Were I to think, in writing this column, of writing for the online edition, it would be a different column entirely: either excessively timid and self-protective, or exaggeratedly strident – seeking to appease the lurking mob or to kill rather than be killed.

Those who comment online on other people's writing rarely stake or commit anything – they sit and snarl, deriding and dismissing, but risking nothing themselves. Cowardice is the dominant note, with many posters seeking to protect themselves by hiding behind pseudonyms and lashing out.

I no longer read the comments on my own columns, but hear all about them from third parties and occasionally dip into the comments on other pieces. One recent comment, addressed to the journalist, went: "X (name of columnist), I could insult you but you probably wouldn't understand me". This – in The Irish Times?!! Why?
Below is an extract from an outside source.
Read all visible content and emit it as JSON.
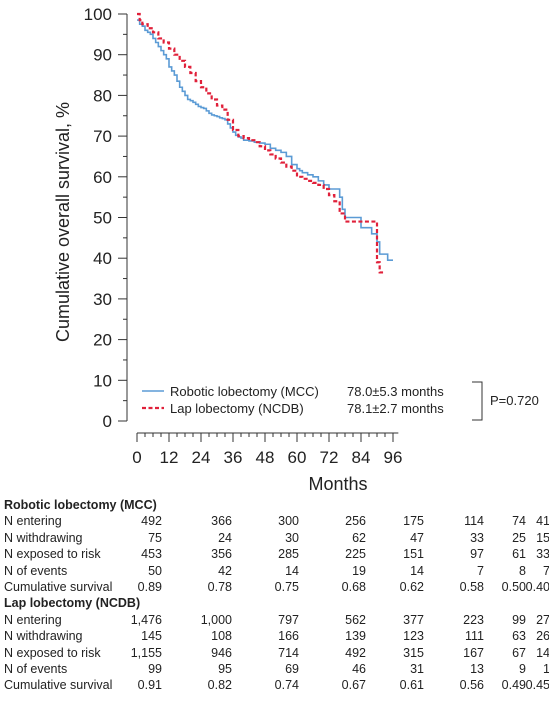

Several recent research studies have revealed that the way newspaper articles are read online is overwhelmingly dictated by the nature of the initial comments. Posters apparently read – in approximately this order – the byline, the headline, the first comments and then, sometimes, the article they’re supposedly commenting upon.

Recently, listening to a representative of the Samaritans speaking about the work of his organisation, I was reminded that, many years ago, I had occasion to ring the Samaritans. It immediately struck me that, whereas I’d like to write about this sometime, I’m unlikely to do so while this column remains open to comments of the kind that have become standard.

Last week, I had a prostate check-up, related to the Blue September campaign, but, similarly, I refuse to discuss such a personal matter in front of the kind of people who contribute the posts that appear at the end of this column every Friday.

When there’s a pack of rabid rottweilers straining at their leashes waiting to be let loose at you every week, you quickly learn new ways of addressing the culture coming into being. What it all adds up to, therefore, is a form of censorship, which I nowadays, regretfully, agree to enforce upon myself.